The joint statement signed at the end of the summit left everything to be desired. It was mostly a vague rehash of text from previous statements the US and Korea have made, less rigorous even than the previous agreements forged by Bill Clinton and George W Bush. But what did anyone expect? This was all about putting on a television spectacle, not about doing anything serious.
And a spectacle it was: long motorcades, beautiful vistas, a US-television friendly schedule, casual walks along paths and corridors, a staged handshake.
It was after the summit that things got really weird. Trump went out of his way to say very flattering things about Kim Jong Un: he's "very smart," a "very talented person," he "loves his people," has a "great personality," is a "worthy negotiator, a very worthy, very smart negotiator."
It was during Trump's press conference that we got a glimpse of a video that the National Security Council prepared just for this summit, showing a paradisial future Korea. Naturally, the video starred Donald Trump and Kim Jong Un. It was Trump in condo-selling mode, talking about the great beaches Korea has and how it could have the best hotels and condos.
Since Trump has returned home, another video has surfaced from the North Koreans showing Trump being introduced to a heavily-decorated Korean general (aren't they all heavily decorated?) whose salute was returned by Trump.

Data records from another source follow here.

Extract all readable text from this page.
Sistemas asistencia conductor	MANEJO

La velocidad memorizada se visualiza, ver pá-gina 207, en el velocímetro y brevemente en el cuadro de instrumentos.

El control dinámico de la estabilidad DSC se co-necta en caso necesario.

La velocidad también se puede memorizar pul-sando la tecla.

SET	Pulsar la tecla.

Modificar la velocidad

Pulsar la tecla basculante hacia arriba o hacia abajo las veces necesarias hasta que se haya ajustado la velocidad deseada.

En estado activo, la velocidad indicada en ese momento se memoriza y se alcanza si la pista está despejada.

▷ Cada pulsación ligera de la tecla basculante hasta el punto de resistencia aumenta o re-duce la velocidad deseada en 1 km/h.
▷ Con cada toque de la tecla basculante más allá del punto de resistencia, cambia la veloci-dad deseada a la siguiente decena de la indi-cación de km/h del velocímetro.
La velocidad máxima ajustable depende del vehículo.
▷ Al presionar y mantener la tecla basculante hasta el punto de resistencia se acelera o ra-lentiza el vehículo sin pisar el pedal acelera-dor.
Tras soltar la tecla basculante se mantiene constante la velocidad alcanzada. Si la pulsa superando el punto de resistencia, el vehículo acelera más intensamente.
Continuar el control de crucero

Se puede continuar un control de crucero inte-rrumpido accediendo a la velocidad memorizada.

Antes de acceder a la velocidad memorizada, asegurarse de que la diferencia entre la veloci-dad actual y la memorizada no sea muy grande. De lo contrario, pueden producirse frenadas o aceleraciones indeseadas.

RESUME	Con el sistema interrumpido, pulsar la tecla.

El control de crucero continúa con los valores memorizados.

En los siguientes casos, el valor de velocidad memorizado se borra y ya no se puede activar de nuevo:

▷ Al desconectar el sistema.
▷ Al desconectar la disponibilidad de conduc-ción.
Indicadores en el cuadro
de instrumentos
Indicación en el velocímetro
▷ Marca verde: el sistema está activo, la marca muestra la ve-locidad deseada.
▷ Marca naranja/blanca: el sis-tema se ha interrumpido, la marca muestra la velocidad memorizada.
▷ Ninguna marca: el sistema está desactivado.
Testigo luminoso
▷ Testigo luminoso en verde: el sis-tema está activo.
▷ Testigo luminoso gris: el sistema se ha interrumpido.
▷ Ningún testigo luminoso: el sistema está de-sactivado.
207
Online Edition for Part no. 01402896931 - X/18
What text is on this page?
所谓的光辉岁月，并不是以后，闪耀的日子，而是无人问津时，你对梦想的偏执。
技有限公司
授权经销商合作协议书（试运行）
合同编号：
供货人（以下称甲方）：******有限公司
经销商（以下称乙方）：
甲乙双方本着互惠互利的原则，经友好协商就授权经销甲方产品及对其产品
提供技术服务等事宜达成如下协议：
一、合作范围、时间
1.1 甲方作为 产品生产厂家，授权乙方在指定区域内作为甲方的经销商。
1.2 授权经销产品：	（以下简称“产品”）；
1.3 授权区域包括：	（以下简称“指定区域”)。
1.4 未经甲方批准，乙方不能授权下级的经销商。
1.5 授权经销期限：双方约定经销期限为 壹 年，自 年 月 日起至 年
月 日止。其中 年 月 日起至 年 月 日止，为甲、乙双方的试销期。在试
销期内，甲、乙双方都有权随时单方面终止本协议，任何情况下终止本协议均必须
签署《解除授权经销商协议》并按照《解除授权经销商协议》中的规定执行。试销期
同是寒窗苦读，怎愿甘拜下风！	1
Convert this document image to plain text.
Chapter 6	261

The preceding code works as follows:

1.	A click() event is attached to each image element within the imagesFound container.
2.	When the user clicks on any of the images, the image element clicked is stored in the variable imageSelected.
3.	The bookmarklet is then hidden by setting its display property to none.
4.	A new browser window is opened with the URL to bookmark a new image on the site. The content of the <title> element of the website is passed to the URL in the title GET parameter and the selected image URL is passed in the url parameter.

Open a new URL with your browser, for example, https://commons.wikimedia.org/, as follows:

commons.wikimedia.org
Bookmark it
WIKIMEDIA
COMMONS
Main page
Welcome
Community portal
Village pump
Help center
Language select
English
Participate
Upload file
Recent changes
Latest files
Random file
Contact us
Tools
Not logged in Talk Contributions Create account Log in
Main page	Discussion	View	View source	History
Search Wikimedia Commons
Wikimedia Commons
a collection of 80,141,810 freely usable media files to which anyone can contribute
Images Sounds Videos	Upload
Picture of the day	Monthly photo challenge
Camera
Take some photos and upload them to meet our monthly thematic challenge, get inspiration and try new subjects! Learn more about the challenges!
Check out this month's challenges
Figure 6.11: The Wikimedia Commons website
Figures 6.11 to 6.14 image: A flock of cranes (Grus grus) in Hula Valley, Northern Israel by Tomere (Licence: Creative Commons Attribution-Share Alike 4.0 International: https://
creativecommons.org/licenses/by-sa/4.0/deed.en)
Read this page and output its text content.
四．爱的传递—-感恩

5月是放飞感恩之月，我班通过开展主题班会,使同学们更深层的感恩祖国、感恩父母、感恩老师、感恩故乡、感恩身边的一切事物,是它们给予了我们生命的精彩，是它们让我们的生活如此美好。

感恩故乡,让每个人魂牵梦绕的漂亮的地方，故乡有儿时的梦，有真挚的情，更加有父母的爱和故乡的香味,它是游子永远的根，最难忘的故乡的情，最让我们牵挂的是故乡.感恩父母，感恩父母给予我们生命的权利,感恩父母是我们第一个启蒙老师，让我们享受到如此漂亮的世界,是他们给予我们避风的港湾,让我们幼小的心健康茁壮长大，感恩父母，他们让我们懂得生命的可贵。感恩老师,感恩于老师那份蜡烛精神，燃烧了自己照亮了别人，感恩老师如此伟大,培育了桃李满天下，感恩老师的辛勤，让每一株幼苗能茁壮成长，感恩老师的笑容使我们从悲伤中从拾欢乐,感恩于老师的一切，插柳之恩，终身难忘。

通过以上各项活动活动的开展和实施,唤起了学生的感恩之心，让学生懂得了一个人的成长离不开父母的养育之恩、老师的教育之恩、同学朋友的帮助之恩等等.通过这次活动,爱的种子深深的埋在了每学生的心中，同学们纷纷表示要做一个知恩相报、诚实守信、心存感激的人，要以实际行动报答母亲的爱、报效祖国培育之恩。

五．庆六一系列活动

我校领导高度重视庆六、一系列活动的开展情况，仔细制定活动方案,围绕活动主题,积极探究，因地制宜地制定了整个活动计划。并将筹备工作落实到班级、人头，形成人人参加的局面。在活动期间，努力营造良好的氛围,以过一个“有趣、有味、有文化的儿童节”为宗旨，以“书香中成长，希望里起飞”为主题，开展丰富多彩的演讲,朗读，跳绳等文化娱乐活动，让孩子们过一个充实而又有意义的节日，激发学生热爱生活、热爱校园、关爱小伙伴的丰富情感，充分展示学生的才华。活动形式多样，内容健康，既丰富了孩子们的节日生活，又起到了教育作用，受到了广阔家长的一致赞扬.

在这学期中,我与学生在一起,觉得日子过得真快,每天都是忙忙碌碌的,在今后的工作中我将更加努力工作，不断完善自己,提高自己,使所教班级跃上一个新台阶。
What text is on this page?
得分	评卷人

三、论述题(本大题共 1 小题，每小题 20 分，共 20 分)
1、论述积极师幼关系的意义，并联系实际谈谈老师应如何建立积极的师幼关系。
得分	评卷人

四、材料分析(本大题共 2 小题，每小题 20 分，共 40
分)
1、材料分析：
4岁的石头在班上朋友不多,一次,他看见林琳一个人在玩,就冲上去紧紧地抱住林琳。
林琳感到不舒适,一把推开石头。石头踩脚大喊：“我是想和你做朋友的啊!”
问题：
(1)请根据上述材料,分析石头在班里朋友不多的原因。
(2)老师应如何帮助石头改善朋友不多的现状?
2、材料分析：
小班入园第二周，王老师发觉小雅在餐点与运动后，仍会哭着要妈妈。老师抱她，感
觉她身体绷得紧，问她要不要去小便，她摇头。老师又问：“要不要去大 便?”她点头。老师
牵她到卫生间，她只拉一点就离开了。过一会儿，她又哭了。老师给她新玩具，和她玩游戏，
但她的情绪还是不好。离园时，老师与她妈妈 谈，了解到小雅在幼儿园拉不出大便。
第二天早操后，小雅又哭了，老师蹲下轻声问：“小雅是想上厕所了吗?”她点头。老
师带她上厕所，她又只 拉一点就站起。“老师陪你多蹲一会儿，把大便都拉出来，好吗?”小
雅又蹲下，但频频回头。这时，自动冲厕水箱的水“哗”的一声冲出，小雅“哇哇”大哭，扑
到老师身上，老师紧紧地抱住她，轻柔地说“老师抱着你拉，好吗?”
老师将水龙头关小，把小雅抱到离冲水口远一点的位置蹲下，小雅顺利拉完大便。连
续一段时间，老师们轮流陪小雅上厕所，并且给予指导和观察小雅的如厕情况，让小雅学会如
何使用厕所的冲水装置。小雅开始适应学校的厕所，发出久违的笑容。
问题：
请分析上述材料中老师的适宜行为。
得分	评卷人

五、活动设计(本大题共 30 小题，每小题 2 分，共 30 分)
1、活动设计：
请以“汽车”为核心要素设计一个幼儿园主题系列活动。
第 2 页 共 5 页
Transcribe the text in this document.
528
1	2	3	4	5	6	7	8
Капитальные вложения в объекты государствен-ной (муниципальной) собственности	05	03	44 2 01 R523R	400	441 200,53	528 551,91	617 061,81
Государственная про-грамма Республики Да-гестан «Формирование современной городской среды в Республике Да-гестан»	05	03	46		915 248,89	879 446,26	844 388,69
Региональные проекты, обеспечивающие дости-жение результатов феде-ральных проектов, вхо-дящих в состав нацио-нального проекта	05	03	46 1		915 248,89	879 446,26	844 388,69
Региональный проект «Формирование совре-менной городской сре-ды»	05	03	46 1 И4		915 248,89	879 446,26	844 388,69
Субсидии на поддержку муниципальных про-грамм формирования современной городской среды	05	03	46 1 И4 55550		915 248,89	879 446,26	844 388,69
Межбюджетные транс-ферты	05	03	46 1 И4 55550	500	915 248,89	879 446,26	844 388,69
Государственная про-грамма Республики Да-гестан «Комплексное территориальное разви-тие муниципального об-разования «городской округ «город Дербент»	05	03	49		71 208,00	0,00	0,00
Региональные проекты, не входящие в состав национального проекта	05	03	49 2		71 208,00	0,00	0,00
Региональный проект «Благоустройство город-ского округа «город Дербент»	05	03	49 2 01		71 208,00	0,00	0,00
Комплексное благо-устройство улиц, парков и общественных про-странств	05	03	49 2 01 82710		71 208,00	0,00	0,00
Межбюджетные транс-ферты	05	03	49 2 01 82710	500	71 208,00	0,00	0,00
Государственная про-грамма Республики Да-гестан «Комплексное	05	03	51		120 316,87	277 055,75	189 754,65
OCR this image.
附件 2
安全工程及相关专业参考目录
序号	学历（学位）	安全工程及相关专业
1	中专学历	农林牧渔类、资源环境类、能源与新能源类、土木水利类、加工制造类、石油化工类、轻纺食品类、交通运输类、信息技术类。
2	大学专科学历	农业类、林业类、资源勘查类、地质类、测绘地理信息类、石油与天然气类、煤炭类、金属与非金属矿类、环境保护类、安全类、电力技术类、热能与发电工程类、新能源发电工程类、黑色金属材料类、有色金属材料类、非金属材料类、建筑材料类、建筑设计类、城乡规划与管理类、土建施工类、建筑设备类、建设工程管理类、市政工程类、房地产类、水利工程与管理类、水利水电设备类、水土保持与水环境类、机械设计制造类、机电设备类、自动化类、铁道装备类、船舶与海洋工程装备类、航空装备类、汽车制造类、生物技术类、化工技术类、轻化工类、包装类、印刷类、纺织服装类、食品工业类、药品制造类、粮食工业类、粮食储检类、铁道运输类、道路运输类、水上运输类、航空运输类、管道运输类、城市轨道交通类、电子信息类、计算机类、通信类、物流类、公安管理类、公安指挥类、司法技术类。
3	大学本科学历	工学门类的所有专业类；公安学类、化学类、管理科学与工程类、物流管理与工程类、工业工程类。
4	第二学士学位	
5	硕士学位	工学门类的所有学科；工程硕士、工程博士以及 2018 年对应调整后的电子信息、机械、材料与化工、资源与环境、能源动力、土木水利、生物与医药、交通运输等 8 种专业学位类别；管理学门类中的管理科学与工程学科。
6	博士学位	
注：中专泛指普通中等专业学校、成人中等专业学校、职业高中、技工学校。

Kim is widely acknowledged as the world's most brutal dictator (at this time). He starves his own people. He has his own relatives assassinated. If someone disagrees with him he sends the person to a vast gulag of prison camps from which, apparently, no one ever returns. But Trump seems never to meet a strongman he doesn't like: Putin (Russia), Erdogan (Turkey), Duterte (Philippines), Xi Jinping (China), el-Sissi (Egypt), and now Kim (Korea).
That's American foreign policy as practiced by Trump. A "senior White House official with direct access to the president and his thinking" told an Atlantic reporter, "There’s definitely a Trump Doctrine. The Trump Doctrine is ‘We’re America, Bitch.’ That’s the Trump Doctrine" (The Atlantic). In other words, the US doesn't owe anybody anything, especially our allies.
I've never known anyone who is truly amoral, lacking morals, with no concern whether behavior is right or wrong. Who would have guessed that we'd have one as our president?